Moon noted that it’s not exactly that other studios can’t achieve this level of technical innovation, but that they don’t prioritize the resources required to do so. Often that comes down to supporting the people who make the games we play. Tears of the Kingdom was seemingly built on top of Breath of the Wildreportedly with much of the same team working on it.
“There’s a problem within the gaming industry where we don’t value institutional knowledge,” Moon said. “Companies will prioritize bringing in someone from the outside rather than retaining and training their junior or mid-level developers. We are shooting ourselves in the foot by not appreciating that institutional knowledge. You really see it Tears of the Kingdom. It is an advancement of what has been made Breath of the Wild special.”
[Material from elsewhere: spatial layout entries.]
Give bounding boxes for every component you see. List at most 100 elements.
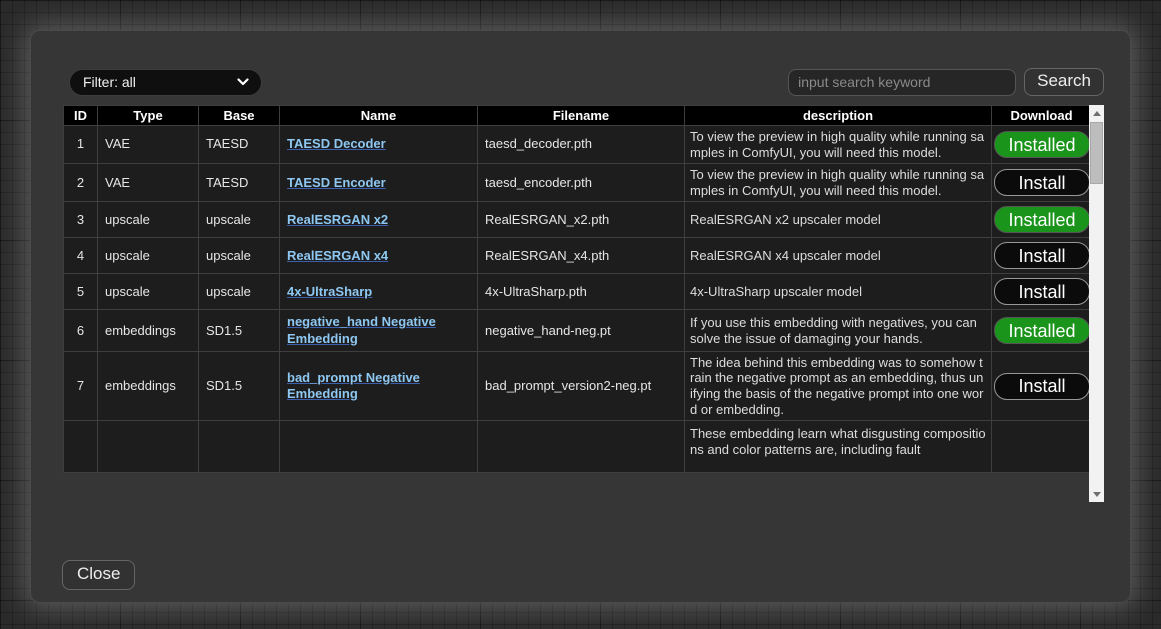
cell-type: upscale [98,274,199,310]
model-link[interactable]: RealESRGAN x4 [287,248,388,263]
model-link[interactable]: TAESD Decoder [287,136,386,151]
cell-type: embeddings [98,351,199,420]
cell-filename: RealESRGAN_x4.pth [478,238,685,274]
cell-id: 4 [64,238,98,274]
cell-description: RealESRGAN x2 upscaler model [685,202,992,238]
cell-type: upscale [98,202,199,238]
model-table-viewport: ID Type Base Name Filename description D… [63,105,1089,502]
filter-select[interactable]: Filter: all [69,69,262,96]
search-group: Search [788,68,1104,96]
cell-base: upscale [199,238,280,274]
cell-download: Install [992,274,1090,310]
cell-name: RealESRGAN x2 [280,202,478,238]
cell-type: upscale [98,238,199,274]
cell-download: Install [992,351,1090,420]
cell-name: TAESD Decoder [280,126,478,164]
model-link[interactable]: negative_hand Negative Embedding [287,314,436,345]
model-link[interactable]: RealESRGAN x2 [287,212,388,227]
cell-id: 3 [64,202,98,238]
arrow-up-icon [1093,111,1101,116]
table-row: 5 upscale upscale 4x-UltraSharp 4x-Ultra… [64,274,1090,310]
header-base: Base [199,106,280,126]
cell-id: 2 [64,164,98,202]
cell-download: Installed [992,126,1090,164]
search-input[interactable] [788,69,1016,96]
header-description: description [685,106,992,126]
table-header-row: ID Type Base Name Filename description D… [64,106,1090,126]
cell-download: Installed [992,310,1090,352]
cell-filename: 4x-UltraSharp.pth [478,274,685,310]
model-link[interactable]: 4x-UltraSharp [287,284,372,299]
download-button[interactable]: Install [994,278,1089,305]
cell-description: These embedding learn what disgusting co… [685,421,992,473]
header-name: Name [280,106,478,126]
table-row: 7 embeddings SD1.5 bad_prompt Negative E… [64,351,1090,420]
table-row: 4 upscale upscale RealESRGAN x4 RealESRG… [64,238,1090,274]
cell-filename: taesd_decoder.pth [478,126,685,164]
cell-base: TAESD [199,164,280,202]
scrollbar-down-button[interactable] [1089,486,1104,502]
cell-name: TAESD Encoder [280,164,478,202]
cell-type: embeddings [98,310,199,352]
cell-id: 5 [64,274,98,310]
cell-name: bad_prompt Negative Embedding [280,351,478,420]
cell-description: The idea behind this embedding was to so… [685,351,992,420]
table-row: These embedding learn what disgusting co… [64,421,1090,473]
cell-id [64,421,98,473]
cell-filename [478,421,685,473]
cell-filename: taesd_encoder.pth [478,164,685,202]
table-row: 6 embeddings SD1.5 negative_hand Negativ… [64,310,1090,352]
header-id: ID [64,106,98,126]
model-table: ID Type Base Name Filename description D… [63,105,1089,473]
cell-base [199,421,280,473]
cell-id: 6 [64,310,98,352]
scrollbar-thumb[interactable] [1090,122,1103,184]
cell-description: To view the preview in high quality whil… [685,126,992,164]
install-models-dialog: Filter: all Search ID Type Base Name [30,30,1131,603]
toolbar: Filter: all Search [63,68,1104,96]
download-button[interactable]: Install [994,242,1089,269]
cell-description: 4x-UltraSharp upscaler model [685,274,992,310]
download-button[interactable]: Installed [994,317,1089,344]
arrow-down-icon [1093,492,1101,497]
cell-description: RealESRGAN x4 upscaler model [685,238,992,274]
cell-base: upscale [199,274,280,310]
model-link[interactable]: TAESD Encoder [287,175,386,190]
model-link[interactable]: bad_prompt Negative Embedding [287,370,420,401]
header-type: Type [98,106,199,126]
header-filename: Filename [478,106,685,126]
cell-download [992,421,1090,473]
cell-download: Install [992,238,1090,274]
cell-type [98,421,199,473]
cell-name: RealESRGAN x4 [280,238,478,274]
cell-type: VAE [98,126,199,164]
download-button[interactable]: Installed [994,206,1089,233]
cell-base: SD1.5 [199,351,280,420]
scrollbar-track[interactable] [1089,105,1104,502]
search-button[interactable]: Search [1024,68,1104,96]
table-row: 1 VAE TAESD TAESD Decoder taesd_decoder.… [64,126,1090,164]
close-button[interactable]: Close [62,560,135,590]
cell-filename: RealESRGAN_x2.pth [478,202,685,238]
cell-filename: bad_prompt_version2-neg.pt [478,351,685,420]
filter-select-label: Filter: all [83,74,136,90]
cell-download: Installed [992,202,1090,238]
cell-name [280,421,478,473]
table-row: 2 VAE TAESD TAESD Encoder taesd_encoder.… [64,164,1090,202]
cell-base: TAESD [199,126,280,164]
cell-name: negative_hand Negative Embedding [280,310,478,352]
download-button[interactable]: Install [994,169,1089,196]
download-button[interactable]: Install [994,373,1089,400]
chevron-down-icon [237,78,249,86]
cell-description: To view the preview in high quality whil… [685,164,992,202]
cell-filename: negative_hand-neg.pt [478,310,685,352]
download-button[interactable]: Installed [994,131,1089,158]
scrollbar-up-button[interactable] [1089,105,1104,121]
cell-base: SD1.5 [199,310,280,352]
cell-base: upscale [199,202,280,238]
cell-name: 4x-UltraSharp [280,274,478,310]
cell-id: 7 [64,351,98,420]
cell-description: If you use this embedding with negatives… [685,310,992,352]
model-table-area: ID Type Base Name Filename description D… [63,105,1104,502]
table-row: 3 upscale upscale RealESRGAN x2 RealESRG… [64,202,1090,238]
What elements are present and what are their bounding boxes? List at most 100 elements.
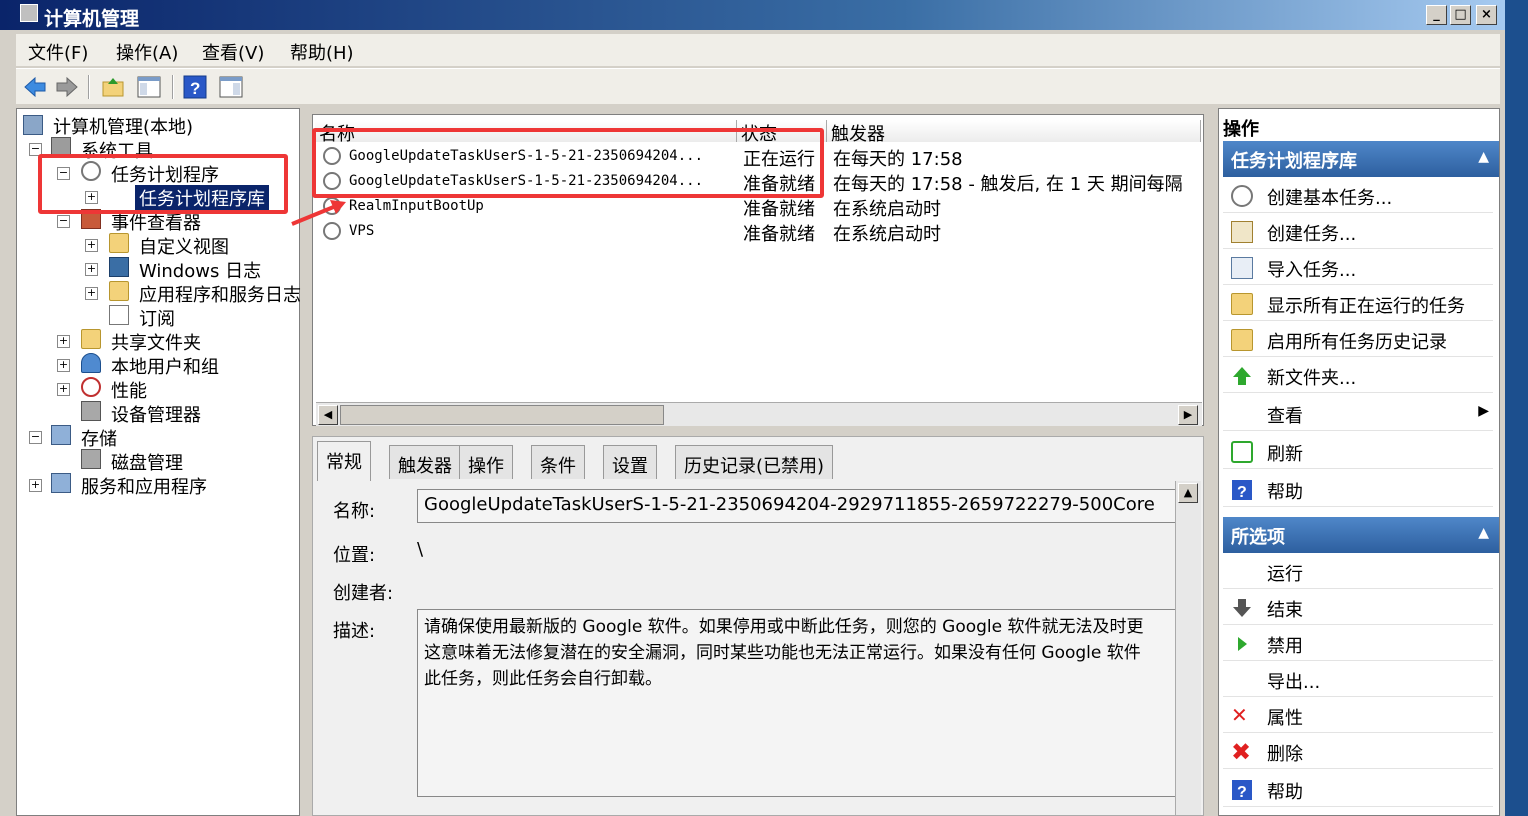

According to Moon, it’s increasingly common for game developers to feel like they’re holding some feature together with duct tape, figuratively speaking, after the person who originally ran the design was fired or left; a lot of time is wasted reconfiguring and reviewing how something was done. It’s not that Nintendo doesn’t have its own problems, because it certainly has – Nintendo of America QA testers for example, spoke out last year about a “frat house” experience at Nintendo of America’s headquarters in Washington. But the company does seem to value the expertise of its development staff.
“In addition to the team’s overall hard work, the institutional knowledge is clearly a factor in why this ultimately worked out so smoothly,” said Moon. “The more stable and happier people are, the better they can make games of this quality. If you want good games, you have to give a damn about the people who make them.”